Ram - 2011-01-18, 01:15

10 tys :shock: to ja chyba zostane przy homarku!
Ghostdog - 2011-01-18, 01:38

Wole produkcję Kuby jednak :grin:
Blaz - 2011-01-18, 07:47

Czyli panarajowie produkują replikę repliki? Tak pokręcone to tylko one mogą być. :shock: :lol:
ALAMO - 2011-01-18, 07:48

Jedno co trzeba im oddać, to że W KOŃCU ktoś się zdecydował wydać zysk z kilkudziesięciu Paranojów na opracowanie nowego mechanizmu. Teraz będzie na kolejne 4 pokolenia :lol: ...
Blaz - 2011-01-18, 07:51

W coś musieli ten zysk wsadzić, bo od dawna groził im podatek od nadmiernego wzbogacenia. :mrgreen:
kubama - 2011-01-18, 08:08

Biorąc pod uwagę cennik OP, 10tys USD wydaje mi się nieco zaniżone. Modele na in-housach w kopercie 1950 zaczynają się od ok 8tys USD i oscylują wokół 10tys USD. Ten będzie normalnie w serii (pewnie Contemporary), a nie jako Special Edition, ale spokojnie mogą sobie zawinszować za niego 12-14tys USD i problemów ze zbytem nie będzie.

Mechanizm piękny :shock:

Blaz - 2011-01-18, 08:10

A ja bez kozery powiem: pińcet tysięcy! :mrgreen:
kubama - 2011-01-18, 08:18

Nie jesteś grupą docelową :cool:

Swoją drogą ma fajny kolor lumy. Chyba od tego roku w nowych modelach zaczęli taka kłaść. Za dnia beżowa czy coś.

ALAMO - 2011-01-18, 08:50

Konstrukcja mostka balansu sugeruje, że na nim zrobią dziurbiliona :P
A mechanizm jest ładny, ale brak zdobień na werku zegarka który ma kosztować tyle co samochód - to jest kolejne naplucie na pysk każdemu poza "docelową grupą", jak to ładnie nazwałeś Kuba, bo ich ic nie przekona, że czarne jest czarne :lol:

Svedos - 2011-01-18, 08:54

Kuba powinien ich pozwać :wink:
kubama - 2011-01-18, 09:12

Z tymi zdobieniami to chyba nie do końca tak Alamosie. Zobacz sobie jak wyglądają te nowe werki OP. Wszystkie maja techniczny wygląd, szczotkowanie, oszlifowane krawędzie, minimalizm. Mają spójna stylistykę. Dla mnie ten mechanizm wygląda rewelacyjnie.

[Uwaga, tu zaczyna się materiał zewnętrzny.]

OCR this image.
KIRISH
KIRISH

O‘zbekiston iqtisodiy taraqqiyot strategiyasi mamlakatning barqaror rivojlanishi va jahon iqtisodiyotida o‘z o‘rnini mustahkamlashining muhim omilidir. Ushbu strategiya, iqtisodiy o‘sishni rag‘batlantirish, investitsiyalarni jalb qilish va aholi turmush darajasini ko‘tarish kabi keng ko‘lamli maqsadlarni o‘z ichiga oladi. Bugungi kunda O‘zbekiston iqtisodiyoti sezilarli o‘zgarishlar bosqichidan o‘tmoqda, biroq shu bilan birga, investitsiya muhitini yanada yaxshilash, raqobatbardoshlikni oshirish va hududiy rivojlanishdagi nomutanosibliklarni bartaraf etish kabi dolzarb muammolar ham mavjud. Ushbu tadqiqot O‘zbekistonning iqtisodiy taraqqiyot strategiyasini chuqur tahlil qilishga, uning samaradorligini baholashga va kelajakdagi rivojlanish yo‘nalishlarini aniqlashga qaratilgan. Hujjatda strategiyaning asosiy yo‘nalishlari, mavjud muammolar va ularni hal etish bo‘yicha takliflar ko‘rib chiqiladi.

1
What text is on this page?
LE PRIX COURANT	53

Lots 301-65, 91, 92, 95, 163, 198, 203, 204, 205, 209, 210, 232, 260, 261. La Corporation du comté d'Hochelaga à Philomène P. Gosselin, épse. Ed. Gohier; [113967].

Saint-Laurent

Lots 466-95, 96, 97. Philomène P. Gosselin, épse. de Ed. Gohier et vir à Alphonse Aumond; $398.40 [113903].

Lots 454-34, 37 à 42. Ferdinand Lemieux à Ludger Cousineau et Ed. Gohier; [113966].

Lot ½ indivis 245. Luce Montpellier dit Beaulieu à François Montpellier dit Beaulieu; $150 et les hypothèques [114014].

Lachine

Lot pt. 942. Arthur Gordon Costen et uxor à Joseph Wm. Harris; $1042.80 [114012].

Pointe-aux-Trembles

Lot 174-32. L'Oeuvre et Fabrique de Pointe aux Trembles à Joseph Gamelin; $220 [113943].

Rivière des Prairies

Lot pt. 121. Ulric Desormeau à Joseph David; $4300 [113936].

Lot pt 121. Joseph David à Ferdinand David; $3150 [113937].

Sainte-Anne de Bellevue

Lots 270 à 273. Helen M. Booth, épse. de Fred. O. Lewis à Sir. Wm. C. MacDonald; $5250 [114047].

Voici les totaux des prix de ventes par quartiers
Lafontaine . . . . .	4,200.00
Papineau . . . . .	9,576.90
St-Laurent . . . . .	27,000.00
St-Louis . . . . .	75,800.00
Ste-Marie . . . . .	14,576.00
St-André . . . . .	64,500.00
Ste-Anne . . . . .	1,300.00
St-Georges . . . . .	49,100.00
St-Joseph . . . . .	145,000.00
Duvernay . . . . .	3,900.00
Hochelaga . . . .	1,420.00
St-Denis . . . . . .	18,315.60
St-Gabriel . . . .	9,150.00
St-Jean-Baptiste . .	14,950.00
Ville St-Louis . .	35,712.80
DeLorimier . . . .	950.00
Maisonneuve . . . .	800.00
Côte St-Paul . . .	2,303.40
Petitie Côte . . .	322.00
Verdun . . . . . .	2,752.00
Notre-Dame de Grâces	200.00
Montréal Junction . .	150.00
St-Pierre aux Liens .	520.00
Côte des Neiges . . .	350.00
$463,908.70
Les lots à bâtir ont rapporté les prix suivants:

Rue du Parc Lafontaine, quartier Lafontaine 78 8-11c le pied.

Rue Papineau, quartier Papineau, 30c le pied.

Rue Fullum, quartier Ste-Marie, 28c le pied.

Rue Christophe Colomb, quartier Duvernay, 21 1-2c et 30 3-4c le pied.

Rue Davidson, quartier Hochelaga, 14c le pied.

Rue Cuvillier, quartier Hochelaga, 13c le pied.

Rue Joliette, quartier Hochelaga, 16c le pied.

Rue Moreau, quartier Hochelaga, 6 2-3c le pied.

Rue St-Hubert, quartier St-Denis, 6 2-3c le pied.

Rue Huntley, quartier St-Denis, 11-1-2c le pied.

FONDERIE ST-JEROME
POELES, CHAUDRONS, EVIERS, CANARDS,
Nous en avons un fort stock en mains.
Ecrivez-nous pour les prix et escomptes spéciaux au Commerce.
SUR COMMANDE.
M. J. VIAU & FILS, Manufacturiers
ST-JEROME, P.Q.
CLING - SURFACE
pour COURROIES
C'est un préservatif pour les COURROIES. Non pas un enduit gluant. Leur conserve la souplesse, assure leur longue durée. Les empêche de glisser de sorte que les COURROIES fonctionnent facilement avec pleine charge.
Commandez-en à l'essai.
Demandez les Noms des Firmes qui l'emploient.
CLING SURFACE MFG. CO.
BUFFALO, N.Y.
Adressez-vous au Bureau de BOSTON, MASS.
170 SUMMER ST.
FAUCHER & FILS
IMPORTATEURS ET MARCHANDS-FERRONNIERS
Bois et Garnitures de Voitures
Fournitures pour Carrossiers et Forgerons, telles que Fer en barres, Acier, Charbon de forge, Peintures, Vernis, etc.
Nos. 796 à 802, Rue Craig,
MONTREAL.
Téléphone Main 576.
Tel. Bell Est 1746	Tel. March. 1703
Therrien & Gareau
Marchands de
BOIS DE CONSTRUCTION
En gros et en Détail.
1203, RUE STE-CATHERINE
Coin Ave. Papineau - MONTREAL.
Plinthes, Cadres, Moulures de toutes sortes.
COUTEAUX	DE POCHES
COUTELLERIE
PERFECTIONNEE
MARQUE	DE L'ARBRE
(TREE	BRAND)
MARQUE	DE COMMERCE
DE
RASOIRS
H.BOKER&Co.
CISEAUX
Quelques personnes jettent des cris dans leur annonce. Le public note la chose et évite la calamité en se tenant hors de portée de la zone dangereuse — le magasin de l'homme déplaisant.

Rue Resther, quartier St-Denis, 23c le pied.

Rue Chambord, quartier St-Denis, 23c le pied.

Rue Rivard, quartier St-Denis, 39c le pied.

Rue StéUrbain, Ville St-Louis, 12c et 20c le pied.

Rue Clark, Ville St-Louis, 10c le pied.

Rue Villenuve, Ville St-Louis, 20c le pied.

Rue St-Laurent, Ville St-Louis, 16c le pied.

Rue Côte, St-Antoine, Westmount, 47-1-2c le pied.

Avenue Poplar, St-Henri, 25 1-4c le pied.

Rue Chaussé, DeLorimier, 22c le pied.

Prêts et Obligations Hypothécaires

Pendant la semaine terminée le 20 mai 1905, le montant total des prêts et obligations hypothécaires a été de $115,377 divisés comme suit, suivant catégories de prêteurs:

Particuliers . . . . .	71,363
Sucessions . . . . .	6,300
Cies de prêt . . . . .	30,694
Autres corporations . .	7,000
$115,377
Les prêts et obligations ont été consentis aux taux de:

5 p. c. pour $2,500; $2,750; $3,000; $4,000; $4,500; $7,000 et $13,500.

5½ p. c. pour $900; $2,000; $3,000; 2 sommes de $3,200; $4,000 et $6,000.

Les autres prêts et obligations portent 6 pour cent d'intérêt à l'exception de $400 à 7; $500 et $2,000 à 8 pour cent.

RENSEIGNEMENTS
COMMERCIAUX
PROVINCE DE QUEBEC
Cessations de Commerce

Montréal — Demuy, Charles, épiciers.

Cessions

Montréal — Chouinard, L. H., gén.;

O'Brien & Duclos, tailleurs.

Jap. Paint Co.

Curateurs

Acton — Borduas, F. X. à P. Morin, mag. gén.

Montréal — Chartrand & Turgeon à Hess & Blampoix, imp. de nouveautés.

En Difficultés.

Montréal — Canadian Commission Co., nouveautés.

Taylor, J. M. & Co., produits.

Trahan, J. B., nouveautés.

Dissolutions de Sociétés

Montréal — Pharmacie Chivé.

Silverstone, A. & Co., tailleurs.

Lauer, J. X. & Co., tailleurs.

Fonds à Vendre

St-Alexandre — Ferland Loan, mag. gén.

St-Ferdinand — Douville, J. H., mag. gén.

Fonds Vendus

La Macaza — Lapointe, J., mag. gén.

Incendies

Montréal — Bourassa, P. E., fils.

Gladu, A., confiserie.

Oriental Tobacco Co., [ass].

Pamiętam jakaś dyskusję z GMT na temat wykończenia Seiko 6R15 czy kóregoś z tej półki. Tam też nie ma wyrafinowanych szlifów ale wszystkie powierzchnie wykończone są super precyzyjnie. Oczywiście 6R15 to nie ta półka cenowa ale chodzi mi raczej o estetykę.

4S15

6R15

ALAMO - 2011-01-18, 09:19

Dla mnie to jest kluczowe.

6R15 kosztuje ułamek tego co winszuje sobie suteren ... O pardon, oficynnik :P

Ja nie mówię że to są werki brzydkie. Bo nie są - są bardzo ładne. Standard wykończenia jak w zegarkach za 5 tysięcy złotych.

Blaz - 2011-01-18, 10:10

ALAMO napisał/a:


6R15 kosztuje ułamek tego co winszuje sobie suteren ... O pardon, oficynnik :P



Nie jesteś grupą docelową, nie zrozumiesz. :mrgreen:

Rudolf - 2011-01-18, 10:38

Wszyscy nie jesteście grupą docelową boście pijaki i złodzieje , Kuba aspiruje ale wątpię by także był grupą docelową :)
kubama - 2011-01-18, 11:09

Nie wiem czy dokładnie łapię się na profil jaki założył sobie marketing OP ale wiem, że w przeciągu najbliższych lat kupię sobie jakiegoś PAMa na in-housie w kopercie 1950 - 312, 320, 321 czy coś w tym guście. :cool:
Blaz - 2011-01-18, 11:15

Kuba, mam dobre zdanie o Twojej inteligencji, więc nawet jeśli go kupisz, to nie załapiesz się na założony przez OP profil grupy docelowej. :mrgreen:
Rudolf - 2011-01-18, 11:21

Nie szkoda pieniędzy , można sobie samochód kupić albo co innego .
Janek - 2011-01-18, 11:41

Wykonczenie tego werku przypomina mi to z moich seiko z lat 60, a dokladniej z 2451 i 6619.Jest staranne i dokladne,ale nie jakies super piekne.Mozna powiedziec minimalistyczne :lol:
(fotki akurat 6619):



kubama - 2011-01-18, 12:34

Rudolf napisał/a:
Nie szkoda pieniędzy , można sobie samochód kupić albo co innego .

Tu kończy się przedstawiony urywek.